LinkedIn's inaugural list in 2016 ranked 40 U.S. companies, with Google earning the No. 1 position, followed by Salesforce and Facebook.

== Lists for other countries ==

- Argentina: LinkedIn's Top Companies for 2022 in Argentina ranked 25 companies, with Accenture appearing as No. 1.
- Australia: LinkedIn's Top Companies for 2022 in Australia ranked 25 companies, with Commonwealth Bank appearing as No. 1.
- Austria: LinkedIn's Top Companies for 2022 in Austria ranked 25 companies, with Raiffeisen Bankengruppe appearing as No. 1.
- Belgium: Linkedin's Top Companies for 2022 in Belgium ranked 25 companies, with BNP Paribas taking the first spot.
- Brazil: Linkedin's Top Companies for 2022 in Brazil ranked 25 companies, with Itaú Unibanco appearing as No. 1.
- Canada: LinkedIn's Top Companies for 2022 in Canada ranked 25 companies, with RBC Bank appearing as No. 1.
- Chile: LinkedIn's Top Companies for 2022 in Chile ranked 25 companies, with Falabella appearing as No. 1.
- Columbia: LinkedIn's Top Companies for 2022 in Columbia ranked 25 companies, with Grupo Aval appearing as No. 1.
- Denmark: LinkedIn's Top Companies for 2022 in Denmark ranked 25 companies, with Novo Nordisk appearing as No. 1.
- Egypt: LinkedIn's Top Companies for 2022 in Egypt ranked 15 companies, with Vodafone Egypt appearing as No. 1.
- France: LinkedIn's Top Companies for 2022 in France ranked 25 companies, with Crédit Agricole appearing as No 1.
- Germany: LinkedIn's Top Companies for 2022 in Germany ranked 25 companies, with Siemens appearing as No 1.
- India: LinkedIn's Top Companies for 2022 in India ranked 25 companies, with Tata Consultancy Services taking the top spot.
- Indonesia: LinkedIn's Top Companies for 2022 in Indonesia ranked 15 companies, with Telkom Indonesia taking the top spot.
- Ireland: LinkedIn's Top Companies for 2022 in Ireland ranked 25 companies, with Accenture taking the top spot.
- Israel: LinkedIn's Top Companies for 2022 in Israel ranked 25 companies, with Intel taking the top spot.
- Italy: LinkedIn's Top Companies for 2022 in Italy ranked 25 companies, with Intesa Sanpaolo taking the first spot.
- Japan: LinkedIn's Top Companies for 2022 in Japan ranked 25 companies, with Rakuten taking the first spot.
- Kenya: LinkedIn's Top Companies for 2022 in Kenya ranked 25 companies, with Safaricom taking the first spot.
- Malaysia: LinkedIn's Top Companies for 2022 in Malaysia ranked 15 companies, with Petronas taking the first spot.
- Mexico: LinkedIn's Top Companies for 2022 in Mexico ranked 25 companies, with IBM at the top of the list.

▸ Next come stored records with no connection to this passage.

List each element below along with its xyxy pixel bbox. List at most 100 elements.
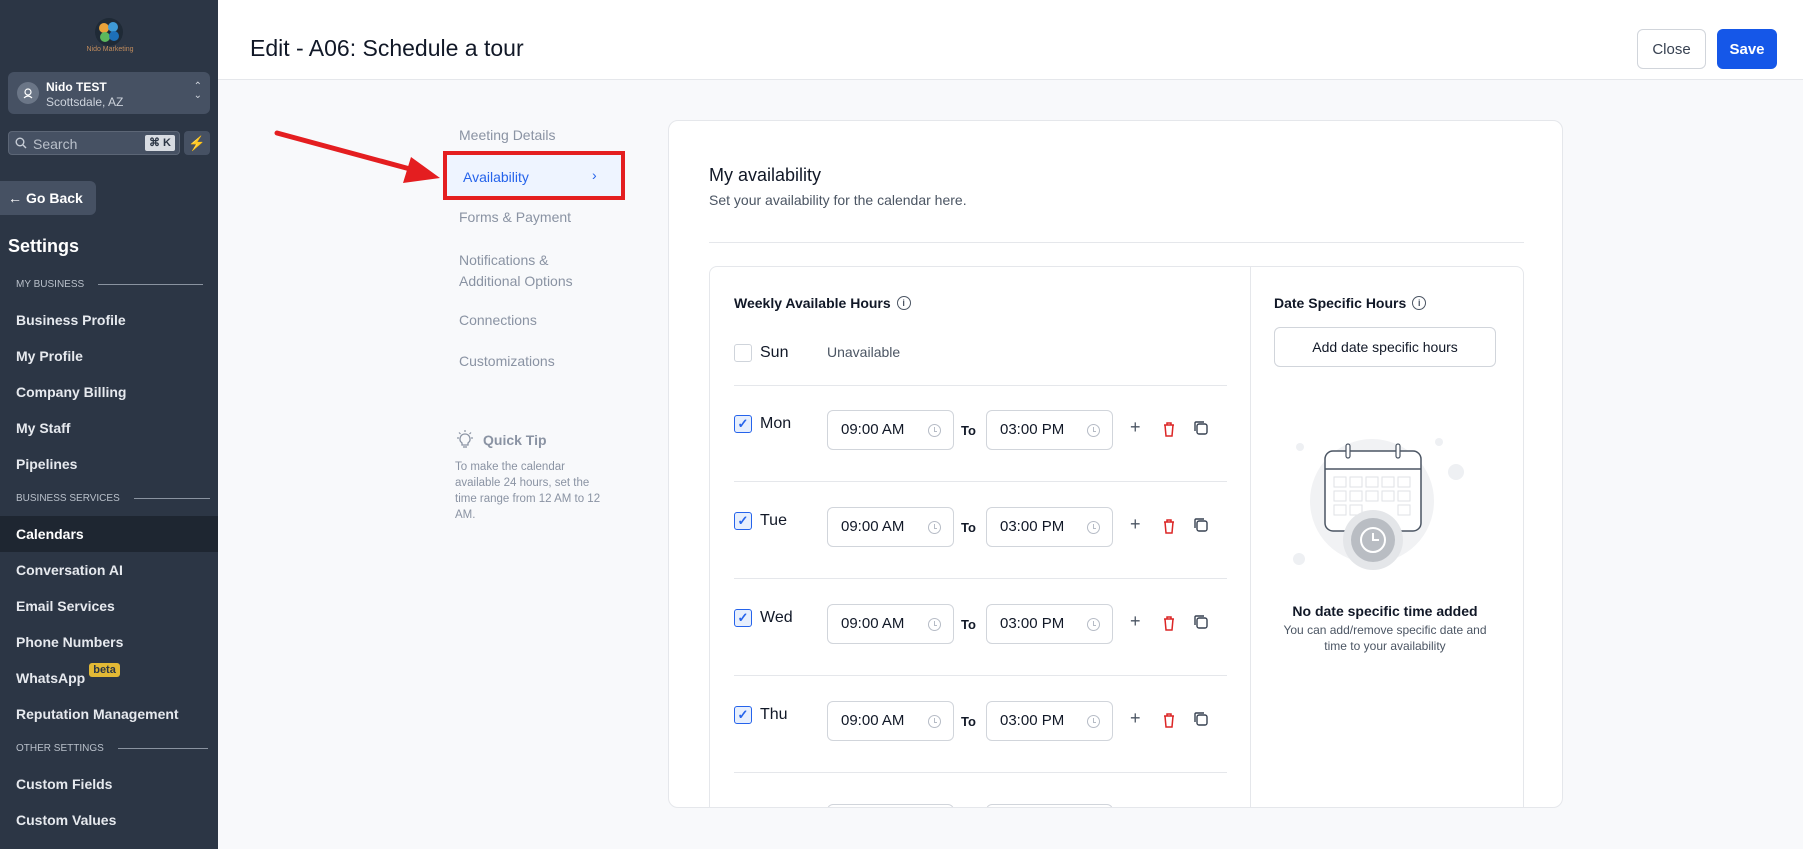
add-date-specific-hours-button[interactable]: Add date specific hours [1274,327,1496,367]
end-time-input[interactable] [986,804,1113,807]
quick-action-bolt-icon[interactable]: ⚡ [184,131,210,155]
date-specific-heading: Date Specific Hours i [1274,295,1427,311]
beta-badge: beta [89,663,120,677]
sidebar-item-calendars[interactable]: Calendars [0,516,218,552]
sidebar-item-conversation-ai[interactable]: Conversation AI [0,552,218,588]
tab-availability[interactable]: Availability › [443,151,625,200]
delete-trash-icon[interactable] [1162,518,1176,534]
tab-notifications-line2: Additional Options [459,273,573,289]
end-time-input[interactable]: 03:00 PM [986,604,1113,644]
tab-meeting-details[interactable]: Meeting Details [459,127,556,143]
start-time-input[interactable]: 09:00 AM [827,507,954,547]
checkbox-mon[interactable]: ✓ [734,415,752,433]
go-back-label: Go Back [26,190,83,206]
checkbox-sun[interactable] [734,344,752,362]
location-icon [17,82,39,104]
tab-customizations[interactable]: Customizations [459,353,555,369]
clock-icon [1087,424,1100,437]
hours-panel: Weekly Available Hours i Sun Unavailable… [709,266,1524,808]
start-time-value: 09:00 AM [841,615,905,632]
copy-icon[interactable] [1193,711,1209,727]
start-time-input[interactable]: 09:00 AM [827,604,954,644]
copy-icon[interactable] [1193,614,1209,630]
tab-notifications[interactable]: Notifications & Additional Options [459,250,573,292]
delete-trash-icon[interactable] [1162,712,1176,728]
sidebar-item-label: WhatsApp [16,670,86,686]
sidebar-item-pipelines[interactable]: Pipelines [0,446,218,482]
sidebar-item-custom-fields[interactable]: Custom Fields [0,766,218,802]
section-label: BUSINESS SERVICES [16,493,120,504]
sidebar-item-business-profile[interactable]: Business Profile [0,302,218,338]
search-input[interactable]: Search ⌘ K [8,131,180,155]
info-icon[interactable]: i [896,296,911,310]
page-header: Edit - A06: Schedule a tour Close Save [218,0,1803,80]
day-label: Wed [760,609,793,626]
checkbox-thu[interactable]: ✓ [734,706,752,724]
search-placeholder: Search [33,136,78,152]
start-time-value: 09:00 AM [841,421,905,438]
start-time-input[interactable]: 09:00 AM [827,410,954,450]
add-slot-plus-icon[interactable]: + [1130,417,1141,438]
section-other-settings: OTHER SETTINGS [16,743,208,754]
sidebar: Nido Marketing Nido TEST Scottsdale, AZ … [0,0,218,849]
start-time-value: 09:00 AM [841,712,905,729]
to-label: To [961,714,976,729]
tab-forms-payment[interactable]: Forms & Payment [459,209,571,225]
copy-icon[interactable] [1193,420,1209,436]
row-separator [734,675,1227,676]
arrow-left-icon: ← [8,190,22,206]
start-time-input[interactable]: 09:00 AM [827,701,954,741]
clock-icon [1087,715,1100,728]
end-time-input[interactable]: 03:00 PM [986,701,1113,741]
day-row-mon: ✓ Mon 09:00 AM To 03:00 PM + [734,410,1227,482]
day-row-wed: ✓ Wed 09:00 AM To 03:00 PM + [734,604,1227,676]
checkbox-wed[interactable]: ✓ [734,609,752,627]
info-icon[interactable]: i [1412,296,1427,310]
end-time-input[interactable]: 03:00 PM [986,507,1113,547]
end-time-value: 03:00 PM [1000,615,1065,632]
row-separator [734,772,1227,773]
day-label: Sun [760,344,789,361]
tab-availability-label: Availability [463,169,529,185]
sidebar-item-my-profile[interactable]: My Profile [0,338,218,374]
checkbox-fri[interactable] [734,807,752,808]
start-time-input[interactable] [827,804,954,807]
delete-trash-icon[interactable] [1162,421,1176,437]
end-time-value: 03:00 PM [1000,712,1065,729]
quick-tip-text: To make the calendar available 24 hours,… [455,461,601,521]
sidebar-item-email-services[interactable]: Email Services [0,588,218,624]
save-button[interactable]: Save [1717,29,1777,69]
vertical-divider [1250,267,1251,807]
go-back-button[interactable]: ← Go Back [0,181,96,215]
tab-connections[interactable]: Connections [459,312,537,328]
divider [709,242,1524,243]
sidebar-item-my-staff[interactable]: My Staff [0,410,218,446]
section-label: MY BUSINESS [16,279,85,290]
sidebar-item-custom-values[interactable]: Custom Values [0,802,218,838]
delete-trash-icon[interactable] [1162,615,1176,631]
weekly-hours-heading: Weekly Available Hours i [734,295,911,311]
day-label: Mon [760,415,792,432]
add-slot-plus-icon[interactable]: + [1130,708,1141,729]
sidebar-item-phone-numbers[interactable]: Phone Numbers [0,624,218,660]
location-switcher[interactable]: Nido TEST Scottsdale, AZ ⌃ ⌄ [8,72,210,114]
availability-subtitle: Set your availability for the calendar h… [709,192,967,208]
checkbox-tue[interactable]: ✓ [734,512,752,530]
sidebar-item-company-billing[interactable]: Company Billing [0,374,218,410]
copy-icon[interactable] [1193,517,1209,533]
add-slot-plus-icon[interactable]: + [1130,611,1141,632]
tab-notifications-line1: Notifications & [459,252,549,268]
clock-icon [928,424,941,437]
to-label: To [961,520,976,535]
unavailable-text: Unavailable [827,344,901,360]
day-label: Thu [760,706,788,723]
end-time-value: 03:00 PM [1000,518,1065,535]
day-label: Tue [760,512,787,529]
end-time-input[interactable]: 03:00 PM [986,410,1113,450]
close-button[interactable]: Close [1637,29,1706,69]
chevron-right-icon: › [592,167,597,183]
sidebar-item-reputation-management[interactable]: Reputation Management [0,696,218,732]
sidebar-item-whatsapp[interactable]: WhatsApp beta [0,660,218,696]
add-slot-plus-icon[interactable]: + [1130,514,1141,535]
search-icon [15,137,27,149]
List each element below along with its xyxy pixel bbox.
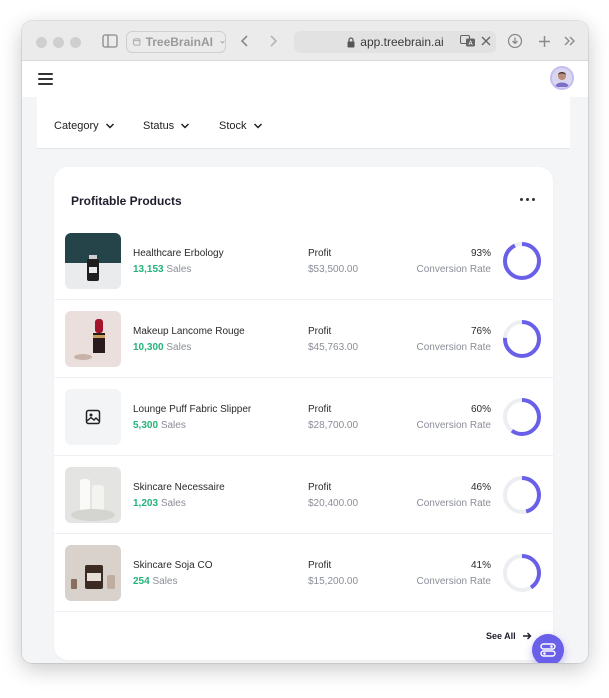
chevron-down-icon [105,123,114,129]
product-row[interactable]: Lounge Puff Fabric Slipper 5,300 Sales Pro… [54,378,553,456]
avatar[interactable] [550,66,574,90]
menu-icon[interactable] [38,73,53,85]
sales-count: 5,300 [133,420,159,431]
product-sales: 10,300 Sales [133,342,191,353]
profit-label: Profit [308,560,332,571]
product-row[interactable]: Skincare Necessaire 1,203 Sales Profit $20,… [54,456,553,534]
profitable-products-card: Profitable Products Healthcare Erbology 1… [54,167,553,660]
conversion-progress-ring [503,320,541,358]
product-name: Makeup Lancome Rouge [133,326,245,337]
conversion-percent: 41% [470,560,491,571]
conversion-label: Conversion Rate [416,576,491,587]
tab-group-label: TreeBrainAI [145,35,213,49]
chevron-down-icon [220,40,225,44]
lock-icon [347,36,355,47]
product-thumbnail [65,545,121,601]
product-name: Skincare Soja CO [133,560,213,571]
conversion-progress-ring [503,476,541,514]
tab-icon [133,38,141,46]
product-thumbnail [65,233,121,289]
conversion-progress-ring [503,398,541,436]
arrow-right-icon [522,632,532,640]
filter-label: Status [143,120,175,132]
card-title: Profitable Products [71,194,182,208]
zoom-window-button[interactable] [70,37,81,48]
profit-value: $53,500.00 [308,264,359,275]
conversion-percent: 76% [470,326,491,337]
profit-label: Profit [308,404,332,415]
page-content: Category Status Stock Profitable Product… [22,61,588,663]
chevron-down-icon [181,123,190,129]
conversion-percent: 46% [470,482,491,493]
filter-bar: Category Status Stock [37,97,570,149]
sales-suffix: Sales [152,576,178,587]
product-row[interactable]: Healthcare Erbology 13,153 Sales Profit $53… [54,222,553,300]
profit-value: $20,400.00 [308,498,359,509]
product-row[interactable]: Makeup Lancome Rouge 10,300 Sales Profit $4… [54,300,553,378]
profit-value: $45,763.00 [308,342,359,353]
sales-suffix: Sales [160,498,186,509]
sales-suffix: Sales [166,264,192,275]
product-name: Skincare Necessaire [133,482,225,493]
product-thumbnail [65,467,121,523]
category-filter-dropdown[interactable]: Category [54,120,115,132]
sales-count: 1,203 [133,498,159,509]
product-sales: 254 Sales [133,576,177,587]
url-text: app.treebrain.ai [360,35,444,49]
conversion-percent: 60% [470,404,491,415]
chevron-down-icon [253,123,262,129]
browser-titlebar: TreeBrainAI app.treebrain.ai A [22,21,588,61]
sales-suffix: Sales [166,342,192,353]
product-name: Healthcare Erbology [133,248,224,259]
profit-label: Profit [308,482,332,493]
sales-count: 13,153 [133,264,164,275]
tab-group-selector[interactable]: TreeBrainAI [126,31,226,53]
profit-value: $15,200.00 [308,576,359,587]
profit-label: Profit [308,248,332,259]
product-thumbnail [65,311,121,367]
conversion-label: Conversion Rate [416,264,491,275]
toggles-icon [540,643,556,657]
back-arrow-icon[interactable] [238,32,252,50]
status-filter-dropdown[interactable]: Status [143,120,190,132]
clear-url-icon[interactable] [480,32,492,50]
product-sales: 1,203 Sales [133,498,186,509]
filter-label: Stock [219,120,247,132]
new-tab-icon[interactable] [536,32,552,50]
conversion-percent: 93% [470,248,491,259]
translate-icon[interactable]: A [459,32,477,50]
minimize-window-button[interactable] [53,37,64,48]
product-sales: 5,300 Sales [133,420,186,431]
conversion-progress-ring [503,554,541,592]
settings-fab-button[interactable] [532,634,564,663]
conversion-progress-ring [503,242,541,280]
more-options-icon[interactable] [520,194,536,204]
sales-count: 10,300 [133,342,164,353]
sales-suffix: Sales [160,420,186,431]
stock-filter-dropdown[interactable]: Stock [219,120,263,132]
forward-arrow-icon[interactable] [266,32,280,50]
app-header [22,61,588,97]
sidebar-toggle-icon[interactable] [101,32,119,50]
sales-count: 254 [133,576,150,587]
product-sales: 13,153 Sales [133,264,191,275]
see-all-link[interactable]: See All [486,631,532,641]
close-window-button[interactable] [36,37,47,48]
browser-window: TreeBrainAI app.treebrain.ai A Category … [22,21,588,663]
profit-label: Profit [308,326,332,337]
conversion-label: Conversion Rate [416,420,491,431]
product-row[interactable]: Skincare Soja CO 254 Sales Profit $15,200.0… [54,534,553,612]
downloads-icon[interactable] [506,32,524,50]
product-name: Lounge Puff Fabric Slipper [133,404,252,415]
placeholder-image-icon [85,409,101,425]
filter-label: Category [54,120,99,132]
product-thumbnail [65,389,121,445]
conversion-label: Conversion Rate [416,498,491,509]
tab-overflow-icon[interactable] [562,32,578,50]
conversion-label: Conversion Rate [416,342,491,353]
ring-fill [503,242,541,280]
profit-value: $28,700.00 [308,420,359,431]
see-all-label: See All [486,631,516,641]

- The Netherlands: LinkedIn's Top Companies for 2022 in the Netherlands ranked 25 companies, with Rabobank taking the first spot.
- New Zealand: LinkedIn's Top Companies for 2022 in New Zealand ranked 25 companies, with Bank of New Zealand taking the first spot.
- Nigeria: LinkedIn's Top Companies for 2022 in Nigeria ranked 25 companies, with Access Bank taking the first spot.
- The Philippines: LinkedIn's Top Companies for 2022 in the Philippines ranked 15 companies, with Smart Communications taking first spot.
- Portugal: Linkedin's Top Companies for 2022 in Portugal ranked 25 companies, with SONAE appearing as No 1.
- Saudi Arabia: Linkedin's Top Companies for 2022 in Saudi Arabia ranked 15 companies, with Saudi Aramco in the top spot.
- Singapore: LinkedIn's Top Companies for 2022 in Singapore ranked 15 companies, with Unilever taking the top spot.
- South Africa: LinkedIn's Top Companies for 2022 in South Africa ranked 25 companies, with Standard Bank taking the top spot.
- Spain: LinkedIn's Top Companies for 2022 in Spain ranked 25 companies, with NTT taking the top spot.
- Sweden: LinkedIn's Top Companies for 2022 in Sweden ranked 25 companies, with Volvo taking the top spot.
- Switzerland: LinkedIn's Top Companies for 2022 in Switzerland ranked 25 companies, with UBS taking the top spot.
- United Arab Emirates: LinkedIn's Top Companies for 2022 in the UAE ranked 15 companies, with Chalhoub Group highest.
- United Kingdom: LinkedIn's Top Companies for 2022 in the UK ranked 25 companies, with Barclays taking the top spot.